Keegan Smith

11/07/23

Comp Arch & Design

1. Consider the following instruction:

AND $t1, $t2, $t3

* 1. What are the values of control signals generated by the control in Figure 4.2 for the above instruction?
     + - ALU AND operation
       - RegWrite = 1
       - MemWrite = 0
       - MemRead = 0
       - ALUsrc = 0
       - RegDst = 1
       - Branch = 0
  2. Which resources (pipeline units) are used for performing this instruction?

The ALU is performing the AND operation, and the register file is used to read from the values of $t2 and $t3.

* 1. Which resources produce outputs, but their outputs are not used for this instruction? Which resources produce no outputs for this instruction?

The other functions for the ALU and their respective control lines are not being used.

The register file provides the values of $t2 and $t3, but the outputs are not used for this instruction since the ALU uses the values form the source registers.

The Data memory is not being used.

The program counter is not being used.

1. The basic single-cycle MIPS implementation in Figure 4.2 above can only implement some instructions. New instructions can be added to an existing ISA, but the decision depends on the cost and complexity the proposed addition introduces into the processor datapath and control. The following three questions refer to the new instruction:

LWI Rt, Rd (Rs) ## Reg[Rt] = Mem[ Reg[Rd] + Reg[Rs] ]

* 1. Which existing blocks (if any) can be used for this instruction?

The block that can be used is the instruction memory, to get the instruction from memory.

* 1. Which new functional blocks (if any) do we need for this instruction?
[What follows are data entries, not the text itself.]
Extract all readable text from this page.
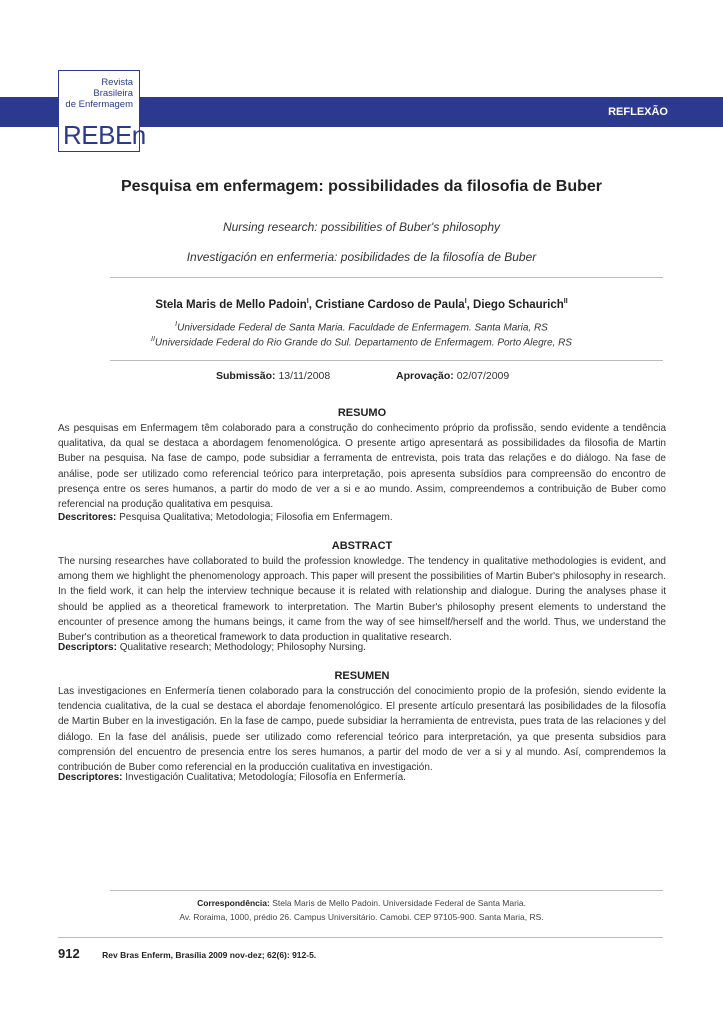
Revista
Brasileira
de Enfermagem
REBEn
REFLEXÃO
Pesquisa em enfermagem: possibilidades da filosofia de Buber
Nursing research: possibilities of Buber's philosophy
Investigación en enfermeria: posibilidades de la filosofía de Buber
Stela Maris de Mello Padoin$^I$, Cristiane Cardoso de Paula$^I$, Diego Schaurich$^{II}$
$^I$Universidade Federal de Santa Maria. Faculdade de Enfermagem. Santa Maria, RS
$^{II}$Universidade Federal do Rio Grande do Sul. Departamento de Enfermagem. Porto Alegre, RS
Submissão: 13/11/2008	Aprovação: 02/07/2009
RESUMO
As pesquisas em Enfermagem têm colaborado para a construção do conhecimento próprio da profissão, sendo evidente a tendência qualitativa, da qual se destaca a abordagem fenomenológica. O presente artigo apresentará as possibilidades da filosofia de Martin Buber na pesquisa. Na fase de campo, pode subsidiar a ferramenta de entrevista, pois trata das relações e do diálogo. Na fase de análise, pode ser utilizado como referencial teórico para interpretação, pois apresenta subsídios para compreensão do encontro de presença entre os seres humanos, a partir do modo de ver a si e ao mundo. Assim, compreendemos a contribuição de Buber como referencial na produção qualitativa em pesquisa.
Descritores: Pesquisa Qualitativa; Metodologia; Filosofia em Enfermagem.
ABSTRACT
The nursing researches have collaborated to build the profession knowledge. The tendency in qualitative methodologies is evident, and among them we highlight the phenomenology approach. This paper will present the possibilities of Martin Buber's philosophy in research. In the field work, it can help the interview technique because it is related with relationship and dialogue. During the analyses phase it should be applied as a theoretical framework to interpretation. The Martin Buber's philosophy present elements to understand the encounter of presence among the humans beings, it came from the way of see himself/herself and the world. Thus, we understand the Buber's contribution as a theoretical framework to data production in qualitative research.
Descriptors: Qualitative research; Methodology; Philosophy Nursing.
RESUMEN
Las investigaciones en Enfermería tienen colaborado para la construcción del conocimiento propio de la profesión, siendo evidente la tendencia cualitativa, de la cual se destaca el abordaje fenomenológico. El presente artículo presentará las posibilidades de la filosofía de Martin Buber en la investigación. En la fase de campo, puede subsidiar la herramienta de entrevista, pues trata de las relaciones y del diálogo. En la fase del análisis, puede ser utilizado como referencial teórico para interpretación, ya que presenta subsidios para comprensión del encuentro de presencia entre los seres humanos, a partir del modo de ver a si y al mundo. Así, comprendemos la contribución de Buber como referencial en la producción cualitativa en investigación.
Descriptores: Investigación Cualitativa; Metodología; Filosofía en Enfermería.
Correspondência: Stela Maris de Mello Padoin. Universidade Federal de Santa Maria.
Av. Roraima, 1000, prédio 26. Campus Universitário. Camobi. CEP 97105-900. Santa Maria, RS.
912	Rev Bras Enferm, Brasília 2009 nov-dez; 62(6): 912-5.
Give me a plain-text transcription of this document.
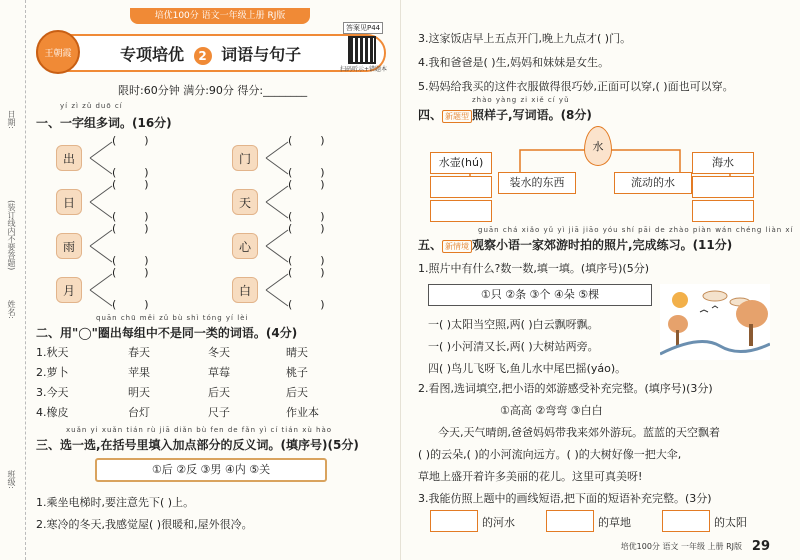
日期:
(装订线内不要答题)
姓名:
班级:
培优100分 语文一年级上册 RJ版
王朝霞	专项培优 2 词语与句子
答案见P44
扫码听示+错题本
限时:60分钟 满分:90分 得分:________
yí zì zǔ duō cí
一、一字组多词。(16分)
出
日
雨
月
门
天
心
白
(        )
(        )
(        )
(        )
(        )
(        )
(        )
(        )
(        )
(        )
(        )
(        )
(        )
(        )
(        )
(        )
quān chū měi zǔ bù shì tóng yí lèi
二、用"◯"圈出每组中不是同一类的词语。(4分)
1.秋天	春天	冬天	晴天
2.萝卜	苹果	草莓	桃子
3.今天	明天	后天	后天
4.橡皮	台灯	尺子	作业本
xuǎn yi xuǎn tián rù jiā diǎn bù fen de fǎn yì cí tián xù hào
三、选一选,在括号里填入加点部分的反义词。(填序号)(5分)
①后 ②反 ③男 ④内 ⑤关
1.乘坐电梯时,要注意先下( )上。
2.寒冷的冬天,我感觉屋( )很暖和,屋外很冷。
3.这家饭店早上五点开门,晚上九点才( )门。
4.我和爸爸是( )生,妈妈和妹妹是女生。
5.妈妈给我买的这件衣服做得很巧妙,正面可以穿,( )面也可以穿。
zhào yàng zi xiě cí yǔ
四、 新题型 照样子,写词语。(8分)
水
水壶(hú)
装水的东西	流动的水
海水
guān chá xiǎo yǔ yì jiā jiāo yóu shí pāi de zhào piàn wán chéng liàn xí
五、 新情境 观察小语一家郊游时拍的照片,完成练习。(11分)
1.照片中有什么?数一数,填一填。(填序号)(5分)
①只 ②条 ③个 ④朵 ⑤棵
一( )太阳当空照,两( )白云飘呀飘。
一( )小河清又长,两( )大树站两旁。
四( )鸟儿飞呀飞,鱼儿水中尾巴摇(yáo)。
2.看图,选词填空,把小语的郊游感受补充完整。(填序号)(3分)
①高高 ②弯弯 ③白白
今天,天气晴朗,爸爸妈妈带我来郊外游玩。蓝蓝的天空飘着
( )的云朵,( )的小河流向远方。( )的大树好像一把大伞,
草地上盛开着许多美丽的花儿。这里可真美呀!
3.我能仿照上题中的画线短语,把下面的短语补充完整。(3分)
的河水	的草地	的太阳
培优100分 语文 一年级 上册 RJ版 29
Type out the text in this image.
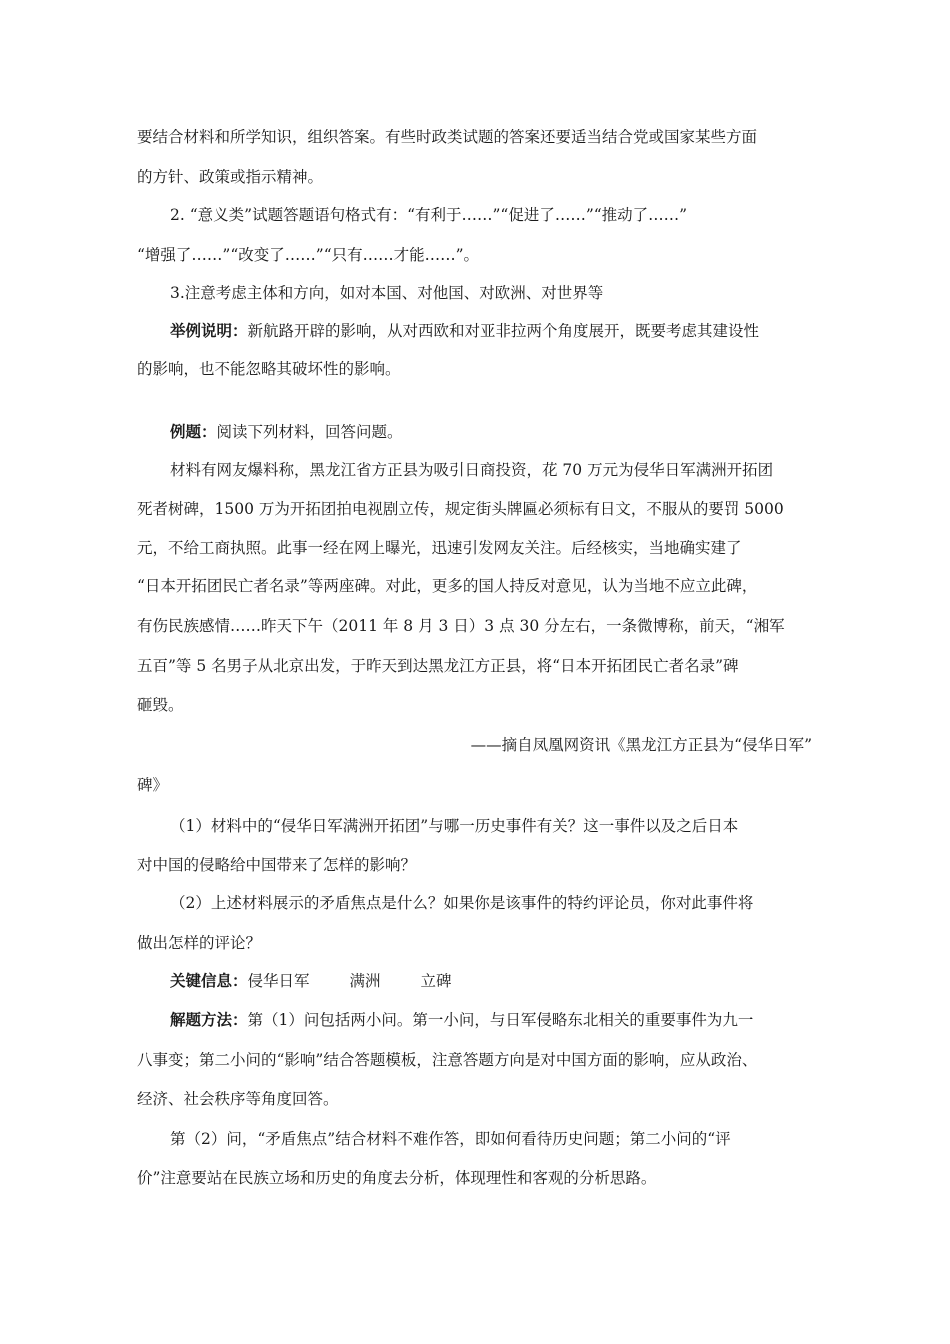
要结合材料和所学知识，组织答案。有些时政类试题的答案还要适当结合党或国家某些方面
的方针、政策或指示精神。
2. “意义类”试题答题语句格式有：“有利于……”“促进了……”“推动了……”
“增强了……”“改变了……”“只有……才能……”。
3.注意考虑主体和方向，如对本国、对他国、对欧洲、对世界等
举例说明：新航路开辟的影响，从对西欧和对亚非拉两个角度展开，既要考虑其建设性
的影响，也不能忽略其破坏性的影响。
例题：阅读下列材料，回答问题。
材料有网友爆料称，黑龙江省方正县为吸引日商投资，花 70 万元为侵华日军满洲开拓团
死者树碑，1500 万为开拓团拍电视剧立传，规定街头牌匾必须标有日文，不服从的要罚 5000
元，不给工商执照。此事一经在网上曝光，迅速引发网友关注。后经核实，当地确实建了
“日本开拓团民亡者名录”等两座碑。对此，更多的国人持反对意见，认为当地不应立此碑，
有伤民族感情……昨天下午（2011 年 8 月 3 日）3 点 30 分左右，一条微博称，前天，“湘军
五百”等 5 名男子从北京出发，于昨天到达黑龙江方正县，将“日本开拓团民亡者名录”碑
砸毁。
——摘自凤凰网资讯《黑龙江方正县为“侵华日军”
碑》
（1）材料中的“侵华日军满洲开拓团”与哪一历史事件有关？这一事件以及之后日本
对中国的侵略给中国带来了怎样的影响？
（2）上述材料展示的矛盾焦点是什么？如果你是该事件的特约评论员，你对此事件将
做出怎样的评论？
关键信息：侵华日军	满洲	立碑
解题方法：第（1）问包括两小问。第一小问，与日军侵略东北相关的重要事件为九一
八事变；第二小问的“影响”结合答题模板，注意答题方向是对中国方面的影响，应从政治、
经济、社会秩序等角度回答。
第（2）问，“矛盾焦点”结合材料不难作答，即如何看待历史问题；第二小问的“评
价”注意要站在民族立场和历史的角度去分析，体现理性和客观的分析思路。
The new function block that needs to be used for this instruction is the ALU, to perform the address calculation.

* 1. What new control signals do we need (if any) to support this instruction?

The control unit needs to send signals to the ALU to enable it, as well as for what operation to perform.
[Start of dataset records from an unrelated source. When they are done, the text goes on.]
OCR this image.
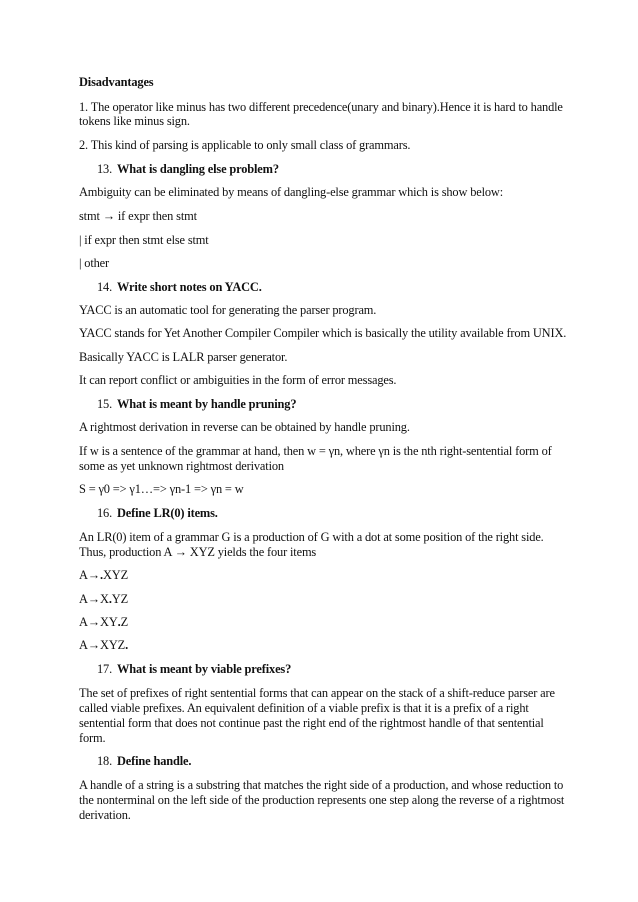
Disadvantages
1. The operator like minus has two different precedence(unary and binary).Hence it is hard to handle
tokens like minus sign.
2. This kind of parsing is applicable to only small class of grammars.
13. What is dangling else problem?
Ambiguity can be eliminated by means of dangling-else grammar which is show below:
stmt → if expr then stmt
| if expr then stmt else stmt
| other
14. Write short notes on YACC.
YACC is an automatic tool for generating the parser program.
YACC stands for Yet Another Compiler Compiler which is basically the utility available from UNIX.
Basically YACC is LALR parser generator.
It can report conflict or ambiguities in the form of error messages.
15. What is meant by handle pruning?
A rightmost derivation in reverse can be obtained by handle pruning.
If w is a sentence of the grammar at hand, then w = γn, where γn is the nth right-sentential form of
some as yet unknown rightmost derivation
S = γ0 => γ1…=> γn-1 => γn = w
16. Define LR(0) items.
An LR(0) item of a grammar G is a production of G with a dot at some position of the right side.
Thus, production A → XYZ yields the four items
A→.XYZ
A→X.YZ
A→XY.Z
A→XYZ.
17. What is meant by viable prefixes?
The set of prefixes of right sentential forms that can appear on the stack of a shift-reduce parser are
called viable prefixes. An equivalent definition of a viable prefix is that it is a prefix of a right
sentential form that does not continue past the right end of the rightmost handle of that sentential
form.
18. Define handle.
A handle of a string is a substring that matches the right side of a production, and whose reduction to
the nonterminal on the left side of the production represents one step along the reverse of a rightmost
derivation.
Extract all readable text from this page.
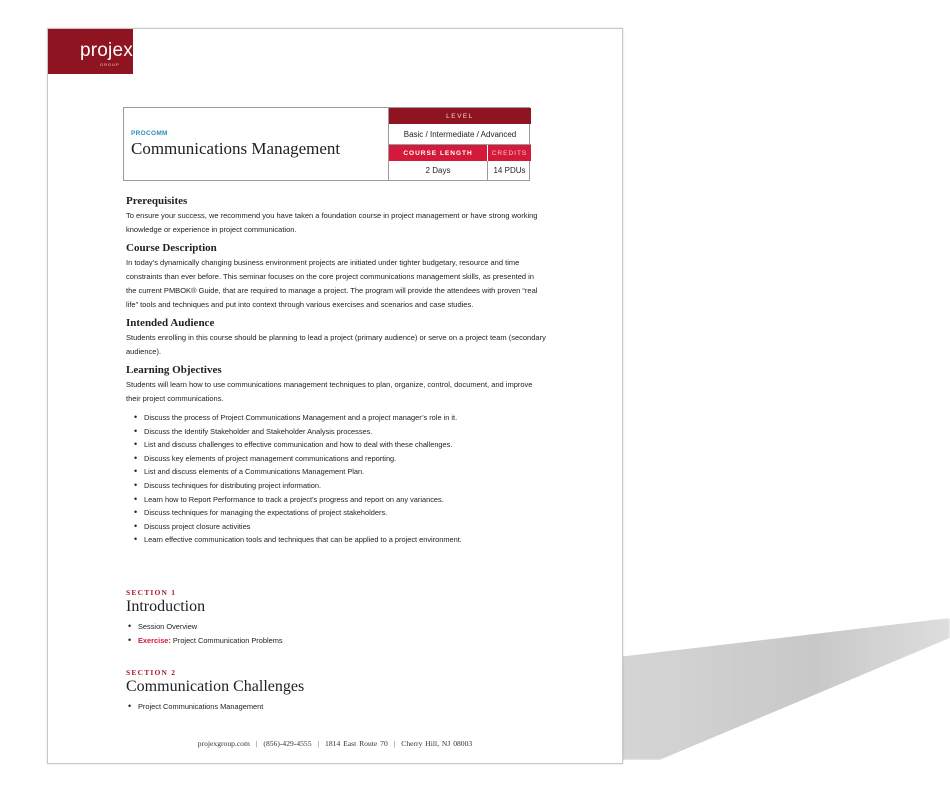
projex
GROUP
PROCOMM
Communications Management
LEVEL
Basic / Intermediate / Advanced
COURSE LENGTH	CREDITS
2 Days	14 PDUs
Prerequisites

To ensure your success, we recommend you have taken a foundation course in project management or have strong working knowledge or experience in project communication.

Course Description

In today’s dynamically changing business environment projects are initiated under tighter budgetary, resource and time constraints than ever before. This seminar focuses on the core project communications management skills, as presented in the current PMBOK® Guide, that are required to manage a project. The program will provide the attendees with proven “real life” tools and techniques and put into context through various exercises and scenarios and case studies.

Intended Audience

Students enrolling in this course should be planning to lead a project (primary audience) or serve on a project team (secondary audience).

Learning Objectives

Students will learn how to use communications management techniques to plan, organize, control, document, and improve their project communications.

• Discuss the process of Project Communications Management and a project manager’s role in it.
• Discuss the Identify Stakeholder and Stakeholder Analysis processes.
• List and discuss challenges to effective communication and how to deal with these challenges.
• Discuss key elements of project management communications and reporting.
• List and discuss elements of a Communications Management Plan.
• Discuss techniques for distributing project information.
• Learn how to Report Performance to track a project’s progress and report on any variances.
• Discuss techniques for managing the expectations of project stakeholders.
• Discuss project closure activities
• Learn effective communication tools and techniques that can be applied to a project environment.
SECTION 1
Introduction
• Session Overview
• Exercise: Project Communication Problems
SECTION 2
Communication Challenges
• Project Communications Management
projexgroup.com | (856)-429-4555 | 1814 East Route 70 | Cherry Hill, NJ 08003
1. When processor designers consider a possible improvement to the processor datapath, the decision usually depends on the cost/performance trade-off. In the following three problems, assume that we are starting with a datapath from Figure 4.2, where I-Mem, Add, Mux, ALU, Regs, D-Mem, and Control blocks have latencies of 400 ps, 100 ps, 30 ps, 120 ps, 250 ps, 350 ps, and 100 ps, respectively, and costs of 1000, 30, 10, 100, 200, 2000, and 500, respectively.

|  |  |  |  |  |  |  |  |
| --- | --- | --- | --- | --- | --- | --- | --- |
| INSTRUCTION | I-Mem | Add | Mux | ALU | Regs | D-Mem | Control blocks |
| LATENCIES | 400 | 100 | 30 | 120 | 250 | 350 | 100 |
| COST | 1000 | 30 | 10 | 100 | 200 | 2000 | 500 |

Consider the addition of a multiplier to the ALU. This addition ***will add 300 ps to the latency of the ALU and will add a cost of 600 to the ALU****.* ***The result will be 5% fewer instructions executed*** since we will no longer need to emulate the MUL instruction.
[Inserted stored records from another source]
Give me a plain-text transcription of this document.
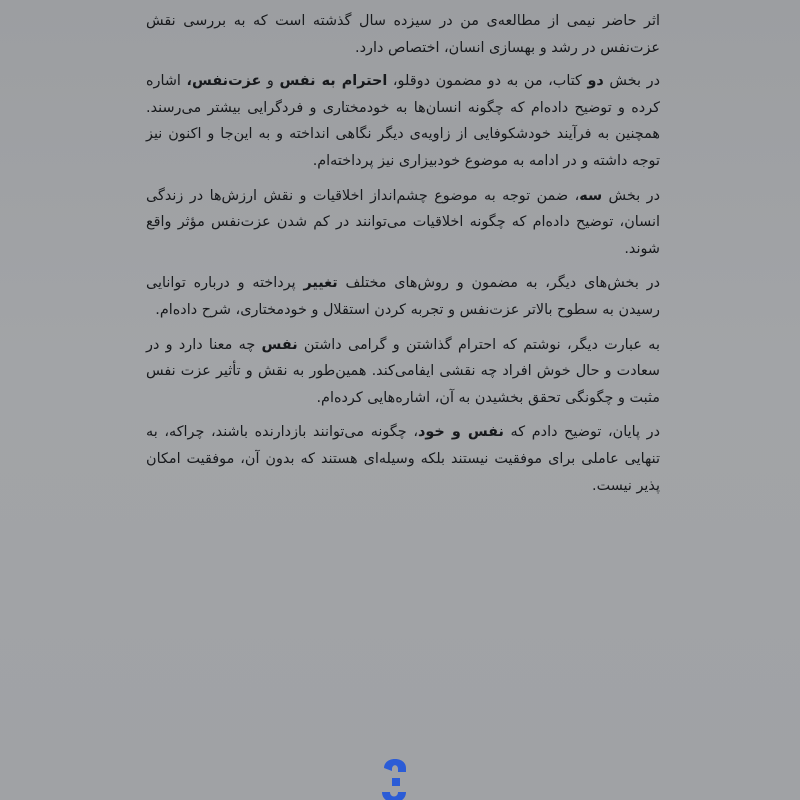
اثر حاضر نیمی از مطالعه‌ی من در سیزده سال گذشته است که به بررسی نقش عزت‌نفس در رشد و بهسازی انسان، اختصاص دارد.

در بخش دو کتاب، من به دو مضمون دوقلو، احترام به نفس و عزت‌نفس، اشاره کرده و توضیح داده‌ام که چگونه انسان‌ها به خودمختاری و فردگرایی بیشتر می‌رسند. همچنین به فرآیند خودشکوفایی از زاویه‌ی دیگر نگاهی انداخته و به این‌جا و اکنون نیز توجه داشته و در ادامه به موضوع خودبیزاری نیز پرداخته‌ام.

در بخش سه، ضمن توجه به موضوع چشم‌انداز اخلاقیات و نقش ارزش‌ها در زندگی انسان، توضیح داده‌ام که چگونه اخلاقیات می‌توانند در کم شدن عزت‌نفس مؤثر واقع شوند.

در بخش‌های دیگر، به مضمون و روش‌های مختلف تغییر پرداخته و درباره توانایی رسیدن به سطوح بالاتر عزت‌نفس و تجربه کردن استقلال و خودمختاری، شرح داده‌ام.

به عبارت دیگر، نوشتم که احترام گذاشتن و گرامی داشتن نفس چه معنا دارد و در سعادت و حال خوش افراد چه نقشی ایفامی‌کند. همین‌طور به نقش و تأثیر عزت نفس مثبت و چگونگی تحقق بخشیدن به آن، اشاره‌هایی کرده‌ام.

در پایان، توضیح دادم که نفس و خود، چگونه می‌توانند بازدارنده باشند، چراکه، به تنهایی عاملی برای موفقیت نیستند بلکه وسیله‌ای هستند که بدون آن، موفقیت امکان پذیر نیست.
* 1. What is the clock cycle time with and without this improvement?

Clock cycle time = max latency + increase of ALU with multiplier

= 400 + 300

Clock Cycle Time = 700 ps

* 1. What is the speedup achieved by adding this improvement?

Speedup = 1 / (1 – Instruction reduction factor)

= 1 / (1 – 0.05)

Speedup = 1.053

* 1. Compare the cost/performance ratio with and without this improvement.

Total Cost = Sum of cost

= 1000 + 30 +10 + 100 + 200 + 2000 + 500 + 600

= 4840

Number of instructions executed = 100% - reduction factor = 95%

So, cost/performance ratio is : 4840 / 0.95 = 5094.74

1. Problems in this exercise assume that logic blocks needed to implement a processor’s datapath have the following latencies:

|  |  |  |  |  |  |  |  |  |
| --- | --- | --- | --- | --- | --- | --- | --- | --- |
| INSTRUCTION | I-Mem | Add | Mux | ALU | Regs | D-Mem | Sign-extend | Shift-left-2 |
| LATENCY | 220 | 70 | 20 | 90 | 90 | 250 | 15 | 10 |

* 1. If the only thing we need to do in a processor is fetch consecutive instructions (Figure 4.6 in the textbook), what would the cycle time be?

The cycle time would be 220ps since the I-Mem instruction is in the path.

* 1. Consider a datapath similar to the one in Figure 4.11, but for a processor that only has one type of instruction: unconditional PC-relative branch. What would the cycle time be for this datapath?

PC-relative branch requires: I-Mem -> Sign-ext -> shift-left-2 -> Add -> mux

Cycle time = 220 + 15 + 10 + 70 + 20

Cycle time = 335 ps